If his early years were stressful, Erik Homburger had an astonishingly successful middle life. In Vienna he met and married an unusually attractive, talented, and warm Canadian woman, Joan Serson, on whom he remained lovingly dependent for over sixty years. (Characteristically for two people who had doubts about their identity, they held three separate marriage ceremonies in 1930.) Intensely aware of the fascist trends in Central Europe, Erik and Joan attempted to settle in Copenhagen, but when this proved difficult, they chose to move to America in the autumn of 1933. As a gifted young child analyst bearing the imprimatur of the Freud family, Homburger was welcomed into the psychological and psychiatric communities of the United States. In the 1930s and 1940s, he held a series of academic and clinical positions at Harvard, Yale, and the University of California at Berkeley. He began to publish, first under the name of Erik Homburger, and then, after he became a citizen in 1939, under a name that he made up, Erik H. Erikson.
With the help of the anthropologists Margaret Mead, Ruth Benedict, H. Scudder Mekeel, and Alfred Kroeber, Erikson visited Indian communities in the Southwest; these visits inspired important writings about the impact of Euro-American practices on traditional child-rearing and adult character. He also began to write about the distinctive ways of growing up in different industrialized countries. Fried- man tells us that Erik Homburger wrote a perceptive essay about Hitler’s appeal to youth in the very year that Hitler came to power; and that he was aided in translating his essay into English by an American that he met, the diplomat George Kennan, who happened to be traveling on the ship that took the Homburger family to America.
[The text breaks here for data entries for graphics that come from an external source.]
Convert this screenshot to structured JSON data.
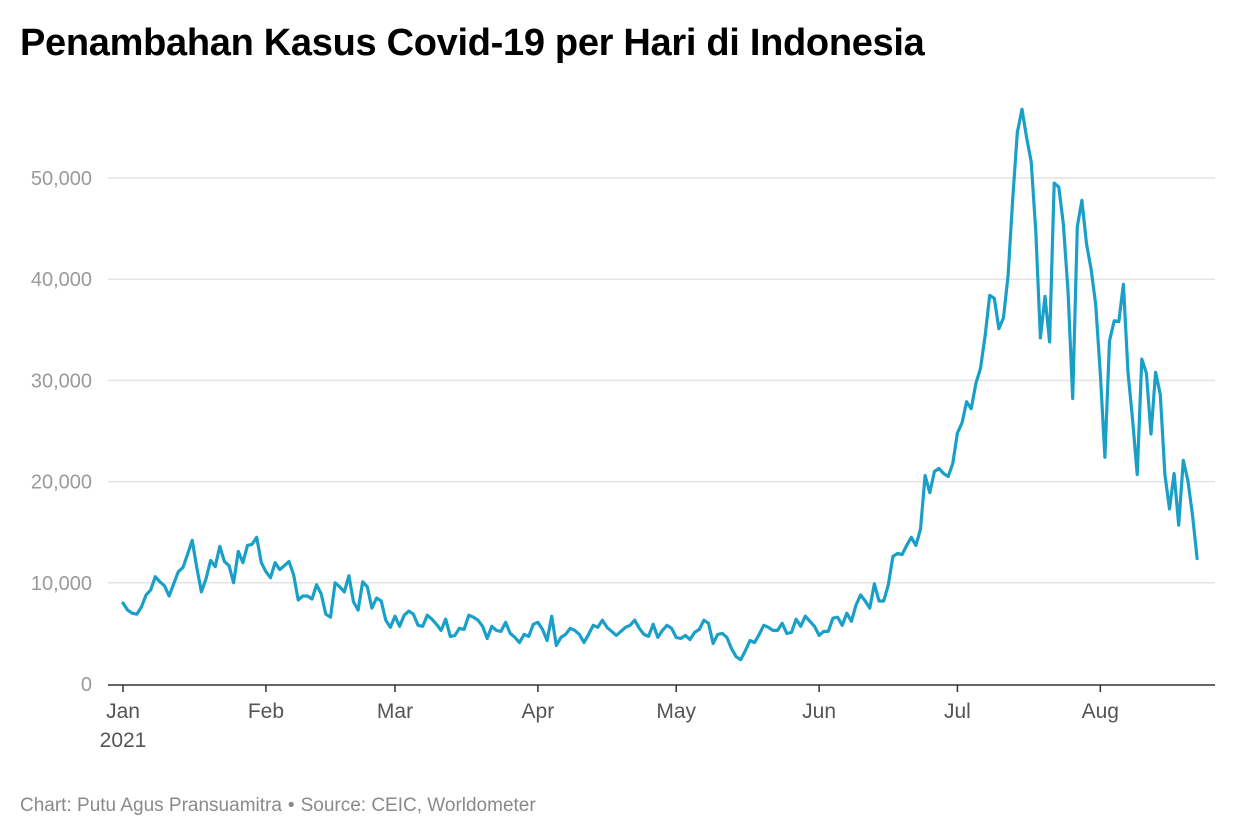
{
  "title": "Penambahan Kasus Covid-19 per Hari di Indonesia",
  "footer": {
    "chart_by": "Chart: Putu Agus Pransuamitra",
    "separator": "•",
    "source": "Source: CEIC, Worldometer"
  },
  "colors": {
    "line": "#1aa0c8",
    "grid": "#e3e3e3",
    "axis": "#333333"
  },
  "chart_data": {
    "type": "line",
    "title": "Penambahan Kasus Covid-19 per Hari di Indonesia",
    "xlabel": "",
    "ylabel": "",
    "ylim": [
      0,
      57000
    ],
    "yticks": [
      {
        "value": 0,
        "label": "0"
      },
      {
        "value": 10000,
        "label": "10,000"
      },
      {
        "value": 20000,
        "label": "20,000"
      },
      {
        "value": 30000,
        "label": "30,000"
      },
      {
        "value": 40000,
        "label": "40,000"
      },
      {
        "value": 50000,
        "label": "50,000"
      }
    ],
    "xticks": [
      {
        "day": 0,
        "label": "Jan",
        "sublabel": "2021"
      },
      {
        "day": 31,
        "label": "Feb",
        "sublabel": ""
      },
      {
        "day": 59,
        "label": "Mar",
        "sublabel": ""
      },
      {
        "day": 90,
        "label": "Apr",
        "sublabel": ""
      },
      {
        "day": 120,
        "label": "May",
        "sublabel": ""
      },
      {
        "day": 151,
        "label": "Jun",
        "sublabel": ""
      },
      {
        "day": 181,
        "label": "Jul",
        "sublabel": ""
      },
      {
        "day": 212,
        "label": "Aug",
        "sublabel": ""
      }
    ],
    "grid": true,
    "legend": "none",
    "series": [
      {
        "values": [
          8000,
          7300,
          7000,
          6900,
          7600,
          8800,
          9300,
          10600,
          10100,
          9700,
          8700,
          9900,
          11100,
          11500,
          12800,
          14200,
          11500,
          9100,
          10400,
          12200,
          11600,
          13600,
          12100,
          11700,
          10000,
          13100,
          12000,
          13700,
          13800,
          14500,
          12000,
          11100,
          10500,
          12000,
          11300,
          11700,
          12100,
          10800,
          8300,
          8700,
          8700,
          8400,
          9800,
          8900,
          6900,
          6600,
          10000,
          9600,
          9100,
          10700,
          8100,
          7300,
          10100,
          9600,
          7500,
          8500,
          8200,
          6300,
          5600,
          6700,
          5700,
          6800,
          7200,
          6900,
          5800,
          5700,
          6800,
          6400,
          5900,
          5300,
          6400,
          4700,
          4800,
          5500,
          5400,
          6800,
          6600,
          6300,
          5700,
          4500,
          5700,
          5300,
          5200,
          6100,
          5000,
          4600,
          4100,
          4900,
          4700,
          5900,
          6100,
          5400,
          4300,
          6700,
          3800,
          4600,
          4900,
          5500,
          5300,
          4900,
          4100,
          4900,
          5800,
          5600,
          6300,
          5600,
          5200,
          4800,
          5200,
          5600,
          5800,
          6300,
          5500,
          4900,
          4700,
          5900,
          4600,
          5300,
          5800,
          5500,
          4600,
          4500,
          4800,
          4400,
          5100,
          5400,
          6300,
          6000,
          4000,
          4900,
          5000,
          4600,
          3500,
          2700,
          2400,
          3300,
          4300,
          4100,
          4900,
          5800,
          5600,
          5300,
          5300,
          6000,
          5000,
          5100,
          6400,
          5700,
          6700,
          6200,
          5700,
          4800,
          5200,
          5200,
          6500,
          6600,
          5800,
          7000,
          6200,
          7800,
          8800,
          8200,
          7500,
          9900,
          8200,
          8200,
          9800,
          12600,
          12900,
          12800,
          13700,
          14500,
          13700,
          15300,
          20600,
          18900,
          21000,
          21300,
          20800,
          20500,
          21800,
          24800,
          25800,
          27900,
          27200,
          29700,
          31200,
          34400,
          38400,
          38100,
          35100,
          36200,
          40400,
          47900,
          54500,
          56800,
          54000,
          51600,
          44700,
          34200,
          38300,
          33800,
          49500,
          49100,
          45400,
          38700,
          28200,
          45200,
          47800,
          43500,
          41000,
          37500,
          30700,
          22400,
          33900,
          35900,
          35800,
          39500,
          30800,
          26100,
          20700,
          32100,
          30700,
          24700,
          30800,
          28600,
          20700,
          17300,
          20800,
          15700,
          22100,
          20100,
          16700,
          12400
        ]
      }
    ]
  }
}
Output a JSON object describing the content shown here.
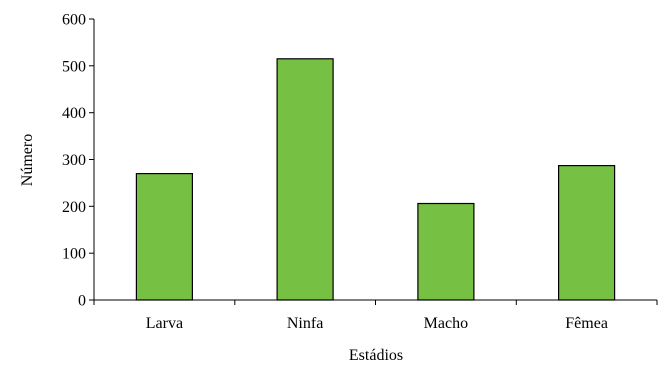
{
  "chart_data": {
    "type": "bar",
    "title": "",
    "xlabel": "Estádios",
    "ylabel": "Número",
    "categories": [
      "Larva",
      "Ninfa",
      "Macho",
      "Fêmea"
    ],
    "values": [
      270,
      515,
      206,
      287
    ],
    "ylim": [
      0,
      600
    ],
    "yticks": [
      "0",
      "100",
      "200",
      "300",
      "400",
      "500",
      "600"
    ],
    "grid": false,
    "legend": "none",
    "bar_color": "#76c043"
  }
}
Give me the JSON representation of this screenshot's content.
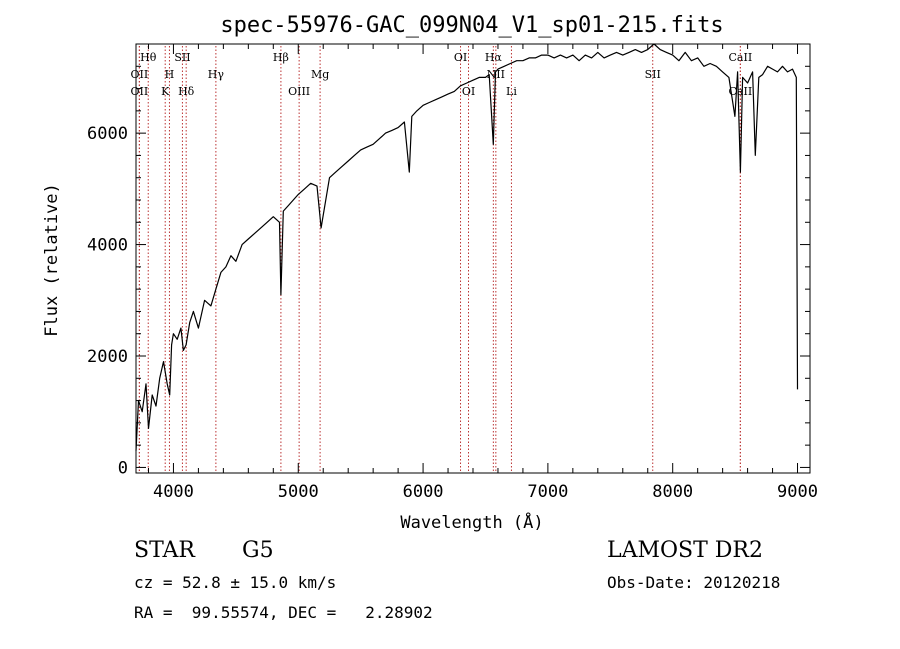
{
  "chart_data": {
    "type": "line",
    "title": "spec-55976-GAC_099N04_V1_sp01-215.fits",
    "xlabel": "Wavelength (Å)",
    "ylabel": "Flux (relative)",
    "xlim": [
      3700,
      9100
    ],
    "ylim": [
      -100,
      7600
    ],
    "xticks": [
      4000,
      5000,
      6000,
      7000,
      8000,
      9000
    ],
    "yticks": [
      0,
      2000,
      4000,
      6000
    ],
    "xtick_labels": [
      "4000",
      "5000",
      "6000",
      "7000",
      "8000",
      "9000"
    ],
    "ytick_labels": [
      "0",
      "2000",
      "4000",
      "6000"
    ],
    "grid": false,
    "series": [
      {
        "x": [
          3700,
          3720,
          3750,
          3780,
          3800,
          3830,
          3860,
          3890,
          3920,
          3950,
          3970,
          3985,
          4000,
          4030,
          4060,
          4080,
          4101,
          4130,
          4160,
          4200,
          4250,
          4300,
          4340,
          4380,
          4420,
          4460,
          4500,
          4550,
          4600,
          4650,
          4700,
          4750,
          4800,
          4850,
          4861,
          4880,
          4920,
          4960,
          5000,
          5050,
          5100,
          5150,
          5183,
          5250,
          5300,
          5350,
          5400,
          5450,
          5500,
          5550,
          5600,
          5650,
          5700,
          5750,
          5800,
          5850,
          5890,
          5910,
          5950,
          6000,
          6050,
          6100,
          6150,
          6200,
          6250,
          6300,
          6350,
          6400,
          6450,
          6500,
          6530,
          6563,
          6580,
          6600,
          6650,
          6700,
          6750,
          6800,
          6850,
          6900,
          6950,
          7000,
          7050,
          7100,
          7150,
          7200,
          7250,
          7300,
          7350,
          7400,
          7450,
          7500,
          7550,
          7600,
          7650,
          7700,
          7750,
          7800,
          7850,
          7900,
          7950,
          8000,
          8050,
          8100,
          8150,
          8200,
          8250,
          8300,
          8350,
          8400,
          8450,
          8498,
          8520,
          8542,
          8560,
          8600,
          8640,
          8662,
          8690,
          8720,
          8760,
          8800,
          8840,
          8880,
          8920,
          8960,
          8990,
          9000
        ],
        "y": [
          300,
          1200,
          1000,
          1500,
          700,
          1300,
          1100,
          1600,
          1900,
          1500,
          1300,
          2200,
          2400,
          2300,
          2500,
          2100,
          2200,
          2600,
          2800,
          2500,
          3000,
          2900,
          3200,
          3500,
          3600,
          3800,
          3700,
          4000,
          4100,
          4200,
          4300,
          4400,
          4500,
          4400,
          3100,
          4600,
          4700,
          4800,
          4900,
          5000,
          5100,
          5050,
          4300,
          5200,
          5300,
          5400,
          5500,
          5600,
          5700,
          5750,
          5800,
          5900,
          6000,
          6050,
          6100,
          6200,
          5300,
          6300,
          6400,
          6500,
          6550,
          6600,
          6650,
          6700,
          6750,
          6850,
          6900,
          6950,
          7000,
          7000,
          7050,
          5800,
          7100,
          7150,
          7200,
          7250,
          7300,
          7300,
          7350,
          7350,
          7400,
          7400,
          7350,
          7400,
          7350,
          7400,
          7300,
          7400,
          7350,
          7450,
          7350,
          7400,
          7450,
          7400,
          7450,
          7500,
          7450,
          7500,
          7600,
          7500,
          7450,
          7400,
          7300,
          7450,
          7300,
          7350,
          7200,
          7250,
          7200,
          7100,
          7000,
          6300,
          7100,
          5300,
          7000,
          6900,
          7100,
          5600,
          7000,
          7050,
          7200,
          7150,
          7100,
          7200,
          7100,
          7150,
          7000,
          1400
        ]
      }
    ],
    "line_markers": [
      {
        "label": "Hθ",
        "x": 3798,
        "row": 1
      },
      {
        "label": "OII",
        "x": 3727,
        "row": 2
      },
      {
        "label": "OII",
        "x": 3727,
        "row": 3
      },
      {
        "label": "H",
        "x": 3968,
        "row": 2
      },
      {
        "label": "K",
        "x": 3934,
        "row": 3
      },
      {
        "label": "SII",
        "x": 4072,
        "row": 1
      },
      {
        "label": "Hδ",
        "x": 4102,
        "row": 3
      },
      {
        "label": "Hγ",
        "x": 4340,
        "row": 2
      },
      {
        "label": "Hβ",
        "x": 4861,
        "row": 1
      },
      {
        "label": "OIII",
        "x": 5007,
        "row": 3
      },
      {
        "label": "Mg",
        "x": 5175,
        "row": 2
      },
      {
        "label": "OI",
        "x": 6300,
        "row": 1
      },
      {
        "label": "OI",
        "x": 6364,
        "row": 3
      },
      {
        "label": "Hα",
        "x": 6563,
        "row": 1
      },
      {
        "label": "NII",
        "x": 6583,
        "row": 2
      },
      {
        "label": "Li",
        "x": 6708,
        "row": 3
      },
      {
        "label": "SII",
        "x": 7840,
        "row": 2
      },
      {
        "label": "CaII",
        "x": 8542,
        "row": 1
      },
      {
        "label": "CaII",
        "x": 8542,
        "row": 3
      }
    ]
  },
  "info": {
    "object_class": "STAR",
    "subclass": "G5",
    "survey": "LAMOST DR2",
    "velocity": "cz = 52.8 ± 15.0 km/s",
    "obs_date": "Obs-Date: 20120218",
    "coords": "RA =  99.55574, DEC =   2.28902"
  }
}
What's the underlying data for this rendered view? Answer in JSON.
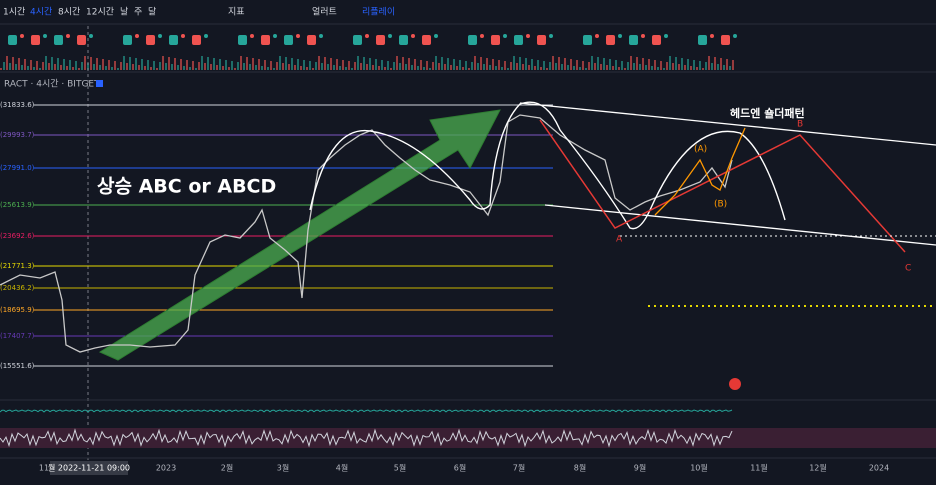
{
  "toolbar": {
    "intervals": [
      "1시간",
      "4시간",
      "8시간",
      "12시간",
      "날",
      "주",
      "달"
    ],
    "indicators": "지표",
    "alert": "얼러트",
    "replay": "리플레이"
  },
  "symbol": "RACT · 4시간 · BITGET",
  "fib_levels": [
    {
      "label": "(31833.6)",
      "color": "#d1d4dc"
    },
    {
      "label": "(29993.7)",
      "color": "#7e57c2"
    },
    {
      "label": "(27991.0)",
      "color": "#2962ff"
    },
    {
      "label": "(25613.9)",
      "color": "#4caf50"
    },
    {
      "label": "(23692.6)",
      "color": "#e91e63"
    },
    {
      "label": "(21771.3)",
      "color": "#e5d800"
    },
    {
      "label": "(20436.2)",
      "color": "#c8b400"
    },
    {
      "label": "(18695.9)",
      "color": "#ffa726"
    },
    {
      "label": "(17407.7)",
      "color": "#673ab7"
    },
    {
      "label": "(15551.6)",
      "color": "#d1d4dc"
    }
  ],
  "annotations": {
    "trend": "상승 ABC or ABCD",
    "pattern": "헤드엔 숄더패턴",
    "wave_a": "A",
    "wave_b": "B",
    "wave_c": "C",
    "sub_a": "(A)",
    "sub_b": "(B)"
  },
  "x_axis": {
    "labels": [
      "11",
      "2023",
      "2월",
      "3월",
      "4월",
      "5월",
      "6월",
      "7월",
      "8월",
      "9월",
      "10월",
      "11월",
      "12월",
      "2024"
    ],
    "crosshair": "월 2022-11-21  09:00"
  }
}
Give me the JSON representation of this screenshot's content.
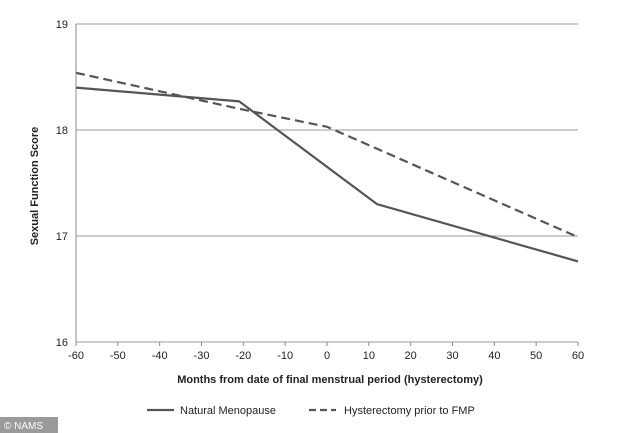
{
  "chart_data": {
    "type": "line",
    "xlabel": "Months from date of final menstrual period (hysterectomy)",
    "ylabel": "Sexual Function Score",
    "xlim": [
      -60,
      60
    ],
    "ylim": [
      16,
      19
    ],
    "x_ticks": [
      "-60",
      "-50",
      "-40",
      "-30",
      "-20",
      "-10",
      "0",
      "10",
      "20",
      "30",
      "40",
      "50",
      "60"
    ],
    "y_ticks": [
      "16",
      "17",
      "18",
      "19"
    ],
    "grid": "horizontal",
    "legend_position": "bottom",
    "series": [
      {
        "name": "Natural Menopause",
        "style": "solid",
        "color": "#555555",
        "points": [
          [
            -60,
            18.4
          ],
          [
            -21,
            18.27
          ],
          [
            12,
            17.3
          ],
          [
            60,
            16.76
          ]
        ]
      },
      {
        "name": "Hysterectomy prior to FMP",
        "style": "dashed",
        "color": "#555555",
        "points": [
          [
            -60,
            18.54
          ],
          [
            -21,
            18.2
          ],
          [
            0,
            18.03
          ],
          [
            60,
            16.99
          ]
        ]
      }
    ]
  },
  "watermark": "© NAMS"
}
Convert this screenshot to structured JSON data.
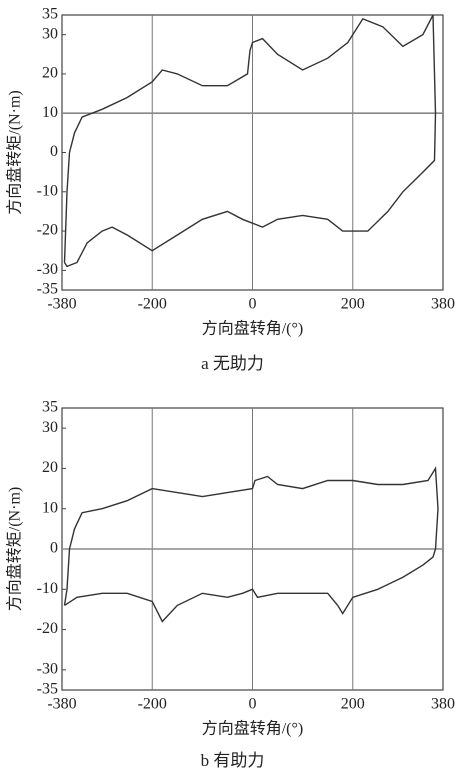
{
  "chart_data": [
    {
      "type": "line",
      "xlabel": "方向盘转角/(°)",
      "ylabel": "方向盘转矩/(N·m)",
      "caption": "a 无助力",
      "xlim": [
        -380,
        380
      ],
      "ylim": [
        -35,
        35
      ],
      "xticks": [
        -380,
        -200,
        0,
        200,
        380
      ],
      "yticks": [
        35,
        30,
        20,
        10,
        0,
        -10,
        -20,
        -30,
        -35
      ],
      "grid": true,
      "reference_line": 10,
      "x": [
        -375,
        -370,
        -365,
        -355,
        -340,
        -300,
        -250,
        -200,
        -180,
        -150,
        -100,
        -50,
        -10,
        -5,
        0,
        20,
        50,
        100,
        150,
        190,
        200,
        220,
        260,
        300,
        340,
        360,
        365,
        363,
        340,
        300,
        270,
        230,
        200,
        180,
        150,
        100,
        50,
        20,
        0,
        -20,
        -50,
        -100,
        -150,
        -200,
        -250,
        -280,
        -300,
        -330,
        -350,
        -370,
        -375
      ],
      "series": [
        {
          "color": "#333333",
          "values": [
            -28,
            -10,
            0,
            5,
            9,
            11,
            14,
            18,
            21,
            20,
            17,
            17,
            20,
            26,
            28,
            29,
            25,
            21,
            24,
            28,
            30,
            34,
            32,
            27,
            30,
            35,
            10,
            -2,
            -5,
            -10,
            -15,
            -20,
            -20,
            -20,
            -17,
            -16,
            -17,
            -19,
            -18,
            -17,
            -15,
            -17,
            -21,
            -25,
            -21,
            -19,
            -20,
            -23,
            -28,
            -29,
            -28
          ]
        }
      ]
    },
    {
      "type": "line",
      "xlabel": "方向盘转角/(°)",
      "ylabel": "方向盘转矩/(N·m)",
      "caption": "b 有助力",
      "xlim": [
        -380,
        380
      ],
      "ylim": [
        -35,
        35
      ],
      "xticks": [
        -380,
        -200,
        0,
        200,
        380
      ],
      "yticks": [
        35,
        30,
        20,
        10,
        0,
        -10,
        -20,
        -30,
        -35
      ],
      "grid": true,
      "reference_line": 0,
      "x": [
        -375,
        -370,
        -365,
        -355,
        -340,
        -300,
        -250,
        -200,
        -150,
        -100,
        -50,
        0,
        5,
        30,
        50,
        100,
        150,
        200,
        250,
        300,
        350,
        365,
        370,
        365,
        360,
        340,
        300,
        250,
        200,
        180,
        170,
        150,
        100,
        50,
        10,
        0,
        -20,
        -50,
        -100,
        -150,
        -180,
        -200,
        -250,
        -300,
        -350,
        -375
      ],
      "series": [
        {
          "color": "#333333",
          "values": [
            -14,
            -10,
            0,
            5,
            9,
            10,
            12,
            15,
            14,
            13,
            14,
            15,
            17,
            18,
            16,
            15,
            17,
            17,
            16,
            16,
            17,
            20,
            10,
            0,
            -2,
            -4,
            -7,
            -10,
            -12,
            -16,
            -14,
            -11,
            -11,
            -11,
            -12,
            -10,
            -11,
            -12,
            -11,
            -14,
            -18,
            -13,
            -11,
            -11,
            -12,
            -14
          ]
        }
      ]
    }
  ]
}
Homburger arrived during the worst depression in the history of the nation. He knew little English, had no formal degrees, and was an expert in a field that did not really exist. Nonetheless, something about his person, knowledge, and what I would call his charismatic vulnerability caused even those in the competitive fields of scholarship and medicine to come to the aid of the young clinician and his growing family. In addition to positions at major scholarly institutions in this country, he received regular grants and fellowships from the Rockefeller Foundation, the Laura Spelman Rockefeller Fund, the General Education Board, and the Josiah Macy Jr. Foundation. The “old boy” and (in child study and anthropology) “old girl” networks went to work on his behalf.